2. Sie habe sich als eine in der DDR ausgebildete und über Jahrzehnte in der Rechtswirklichkeit dieses Staates tätige Juristin nicht an den nunmehr durch den Bundesgerichtshof aufgestellten Kriterien zur Auslegung des § 244 StGB/DDR und der Bestimmungen des politischen Strafrechts der DDR orientieren können, mithin sich nicht bewußt für das Unrecht entschieden. Anders als bei dem elementaren Tötungsverbot beziehe sich der Unwertgehalt der Rechtsbeugung auf ein ausgesprochen vielschichtiges und ausdifferenziertes System von Normen. Der Richter in der DDR-Justiz, der durch seine Ausbildung überhaupt erst in den Stand habe versetzt werden müssen, die für die Rechtsbeugung relevante Verbotsmaterie erkennen zu können, habe nicht zugleich die Fähigkeit zu normtreuem Handeln im Sinn der Rechtsprechung des Bundesgerichtshofs ausbilden können.
3. Mit der Bildung der Fallgruppe, die auf ein unerträgliches Mißverhältnis der verhängten Strafe zu der abgeurteilten Handlung abstellt, sei der erkennende 5. Strafsenat von der zu derselben Rechtsfrage ergangenen Entscheidung des 4. Strafsenats des Bundesgerichtshofs vom 6. Oktober 1994 – 4 StR 23/94 – abgewichen.

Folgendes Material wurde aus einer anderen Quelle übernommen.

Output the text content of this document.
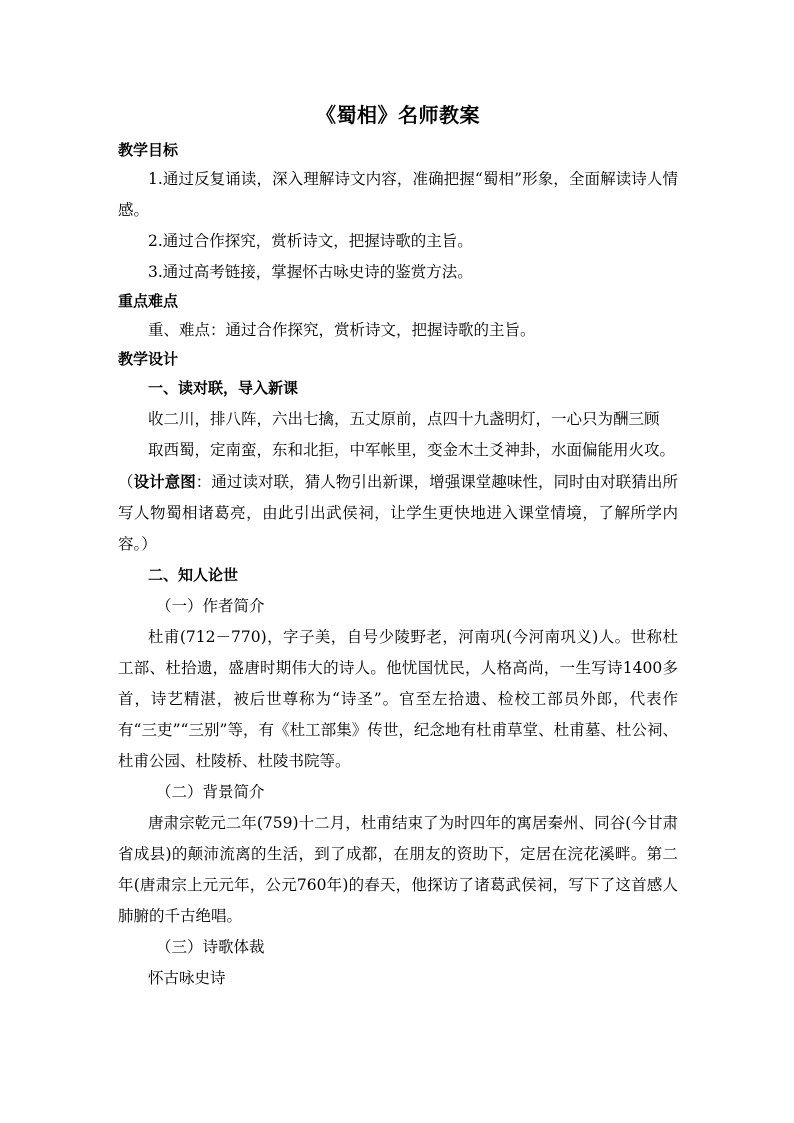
《蜀相》名师教案
教学目标

1.通过反复诵读，深入理解诗文内容，准确把握“蜀相”形象，全面解读诗人情感。

2.通过合作探究，赏析诗文，把握诗歌的主旨。

3.通过高考链接，掌握怀古咏史诗的鉴赏方法。

重点难点

重、难点：通过合作探究，赏析诗文，把握诗歌的主旨。

教学设计
一、读对联，导入新课

收二川，排八阵，六出七擒，五丈原前，点四十九盏明灯，一心只为酬三顾

取西蜀，定南蛮，东和北拒，中军帐里，变金木土爻神卦，水面偏能用火攻。

（设计意图：通过读对联，猜人物引出新课，增强课堂趣味性，同时由对联猜出所写人物蜀相诸葛亮，由此引出武侯祠，让学生更快地进入课堂情境，了解所学内容。）

二、知人论世
（一）作者简介

杜甫(712－770)，字子美，自号少陵野老，河南巩(今河南巩义)人。世称杜工部、杜拾遗，盛唐时期伟大的诗人。他忧国忧民，人格高尚，一生写诗1400多首，诗艺精湛，被后世尊称为“诗圣”。官至左拾遗、检校工部员外郎，代表作有“三吏”“三别”等，有《杜工部集》传世，纪念地有杜甫草堂、杜甫墓、杜公祠、杜甫公园、杜陵桥、杜陵书院等。

（二）背景简介

唐肃宗乾元二年(759)十二月，杜甫结束了为时四年的寓居秦州、同谷(今甘肃省成县)的颠沛流离的生活，到了成都，在朋友的资助下，定居在浣花溪畔。第二年(唐肃宗上元元年，公元760年)的春天，他探访了诸葛武侯祠，写下了这首感人肺腑的千古绝唱。

（三）诗歌体裁

怀古咏史诗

Die danach notwendige Anrufung des Großen Strafsenats habe der 5. Strafsenat unterlassen und die Beschwerdeführerin damit ihrem gesetzlichen Richter entzogen. Das Vorgehen sei willkürlich gewesen, da keine sachlichen Gründe für das Unterlassen der Vorlage ersichtlich seien.
Weiterhin hat die Beschwerdeführerin beantragt, im Wege der einstweiligen Anordnung die andauernde Vollstreckung der Freiheitsstrafe zu unterbrechen.
III.
Die Verfassungsbeschwerde ist nicht zur Entscheidung anzunehmen. Die Annahmevoraussetzungen des § 93a Abs. 2 BVerfGG liegen nicht vor.
Die Verfassungsbeschwerde hat keine grundsätzliche verfassungsrechtliche Bedeutung. Diese ist nur gegeben, wenn die Verfassungsbeschwerde eine verfassungsrechtliche Frage aufwirft, die sich nicht ohne weiteres aus dem Grundgesetz beantworten läßt und noch nicht durch die verfassungsgerichtliche Rechtsprechung geklärt oder durch veränderte Verhältnisse erneut klärungsbedürftig geworden ist (vgl. BVerfGE 90, 22 ≪24≫). Die durch die Verfassungsbeschwerde aufgeworfenen verfassungsrechtlichen Fragen sind durch die Rechtsprechung des Bundesverfassungsgerichts hinreichend geklärt (vgl. BVerfGE 95, 96 ff.; zu Art. 101 Abs. 1 Satz 2 GG: BVerfGE 13, 132 ff.; 17, 99 ff.; 76, 93 ff.).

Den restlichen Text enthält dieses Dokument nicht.